End-to-end optical training of neural networks

University of Oxford / Physics

Machine learning, one of the most revolutionary emerging technologies, has dramatically reshaped the landscape in different fields and completely transformed the way we approach complex tasks.

Artificial neural networks (ANNs) form the foundation of modern machine learning techniques. The training of ANNs, however, requires a massive amount of computation that is both time and energy consuming, and quickly saturates the available computational power. This poses a severe challenge to the electronic computation architecture, especially with the declining of Moore’s law. A possible solution is offered by optics, which is a natural platform for linear computing thanks to its coherence and superposition properties.

Dr Xianxin Guo

Although optical neural networks (ONNs) have been investigated for a long time, optical training of neural networks has never been realized. The training of neural networks involves (1) signal forward propagation;

(2) loss function calculation;

(3) error backpropagation and

(4) weight parameter update.

While the first two steps can be implemented with optics in different ways, the backpropagation step (3) is extremely challenging since it requires a) different responses of the nonlinear unit in forward and backward directions and b) derivative calculation of the nonlinear function. This optical backpropagation problem has been hindering the development of ONNs for decades.

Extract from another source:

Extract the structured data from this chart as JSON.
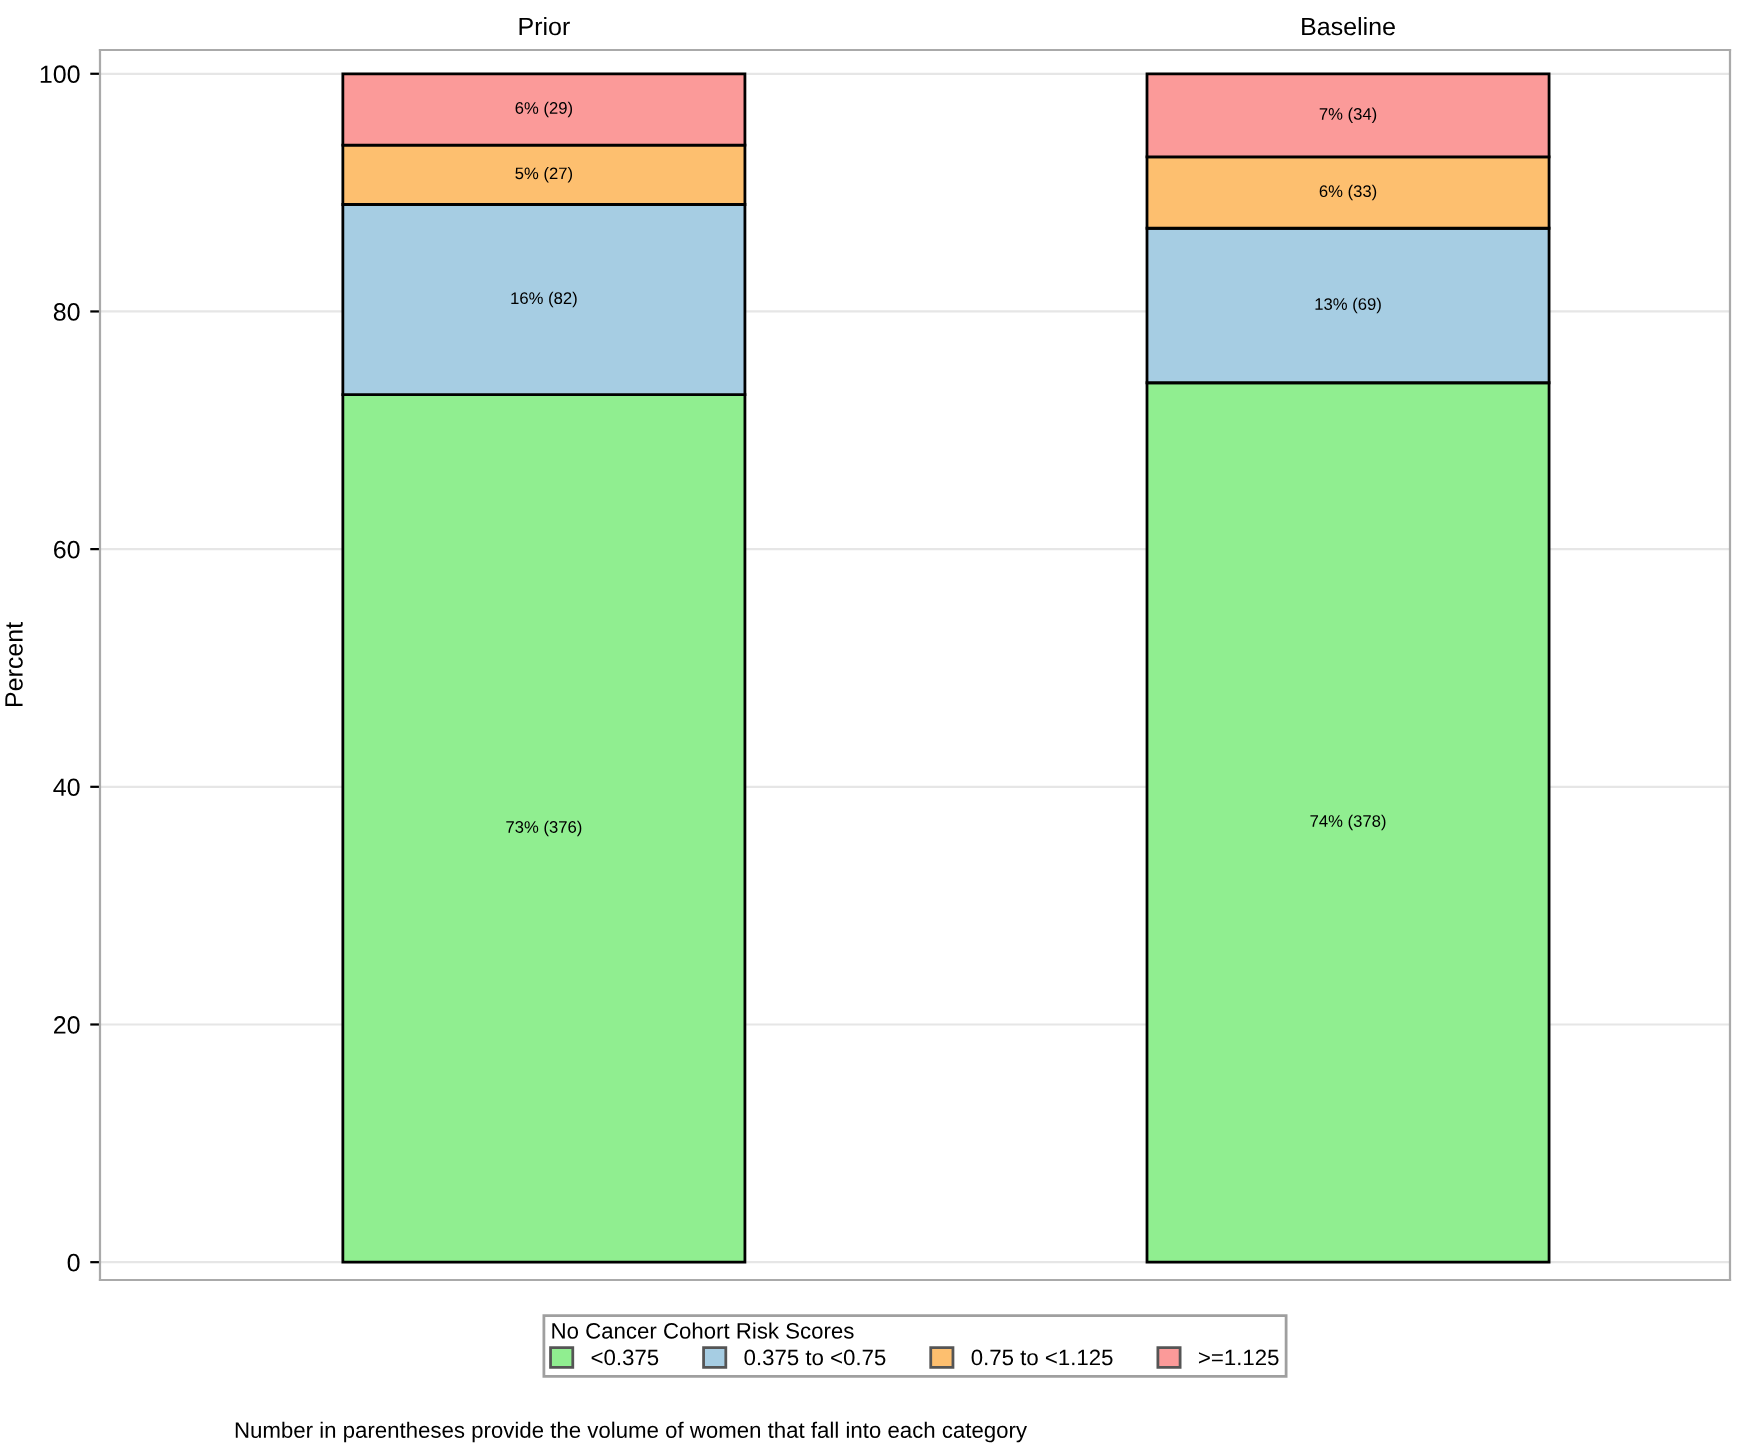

Recently, we discovered that optical backpropagation can be realized by adopting the simple pump-probe scheme with saturable absorbers. With forward-propagating signal and backward-propagating error taking the roles of strong pump and weak probe beams, all the requirements of backpropagation are satisfied. Although optical backpropagation is an outstanding challenge to this field, our solution is surprisingly simple and effective, and it allows us to build ONNs with end-to-end optical training for the first time. As we found through numerical simulation in image classification tasks, our ONN can reach state-of-the-art performance with practical experimental parameters.

In this proposed research project, I aim to realize the first optically-trained ONN with the optical backpropagation scheme. The ONN will be constructed with free-space optics and atomic vapor cells, and it will be benchmarked in image classification tasks. The long-term goal is to build ONNs that can outperform current electronic ANNs.